[MD] Political Wars

Ham Priday hampday1 at verizon.net
Tue May 5 01:35:10 PDT 2009


Krimel, Arlo, Marsha, WB-2, Platt, and All --

At the time the United States came into existence as an independent nation, 
liberalism literally meant Freedom: freedom for individuals to pursue their 
own goals with the least possible government regulation and interference. 
This was the concept of "laissez-faire" economics.  It was also the ideology 
of our Founding Fathers who established America as a Constitutional 
Republic, essentially limiting the powers of government to securing "the 
Blessings of Liberty to ourselves and our Posterity."

By amendment, judicial edict, and the gradual "democratization" of America 
over the course of two hundred years, liberalism has taken on a new meaning.

As Thomas Brewton wrote in 2004:

"Today liberalism means that the national state must regulate economic 
activity and individual behavior in ways that will promote equal 
distribution of all of society's goods and services.  This brand of 
liberalism is a collectivist concept.  Like a pot-luck dinner, whatever 
individuals produce is really the common property of society.  Liberal 
regulators therefore will be the ones to decide how much of what you produce 
you will be permitted to keep and how much you must share with other people 
whom you don't know and with whom you have no ties of family or friendship.
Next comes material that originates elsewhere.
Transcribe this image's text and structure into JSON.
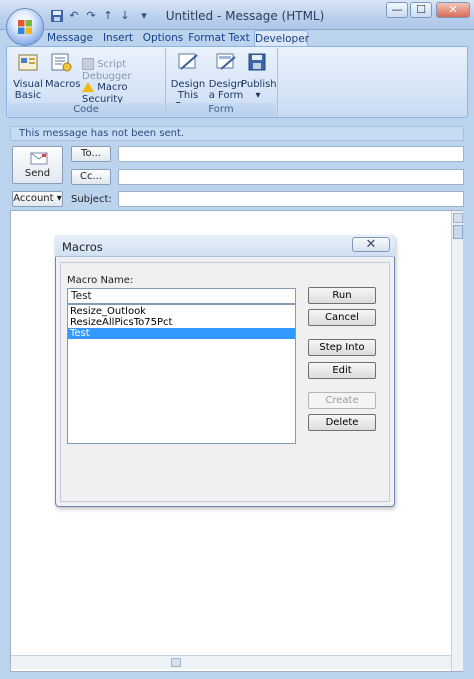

"This is what requires liberalism to think in terms of collective classes of 
people: by race, ethnicity, sex, sexual orientation, and economic status. 
Liberalism is thus in the contradictory position of claiming that the 
individual has primacy, but always subordinating individuality in the 
economic realm to what intellectuals decree to be the collective 
d."    -- [T. E. Brewton: "How Socialists Stole Liberalism"]

No one acquainted with American history can deny this idealistic shift in 
our society, or fail to observe that the new administration has taken 
political advantage of it.  This is what Platt disparages, and I fully 
support him.  One may argue for sharing the wealth and trading 
discriminative judgment for political correctness as "fairer", "less 
offensive" or "more egalitarian" for the society as a whole, but the 
indisputable fact is that it runs counter to the founding principle of 
individual freedom by which this nation rose to greatness.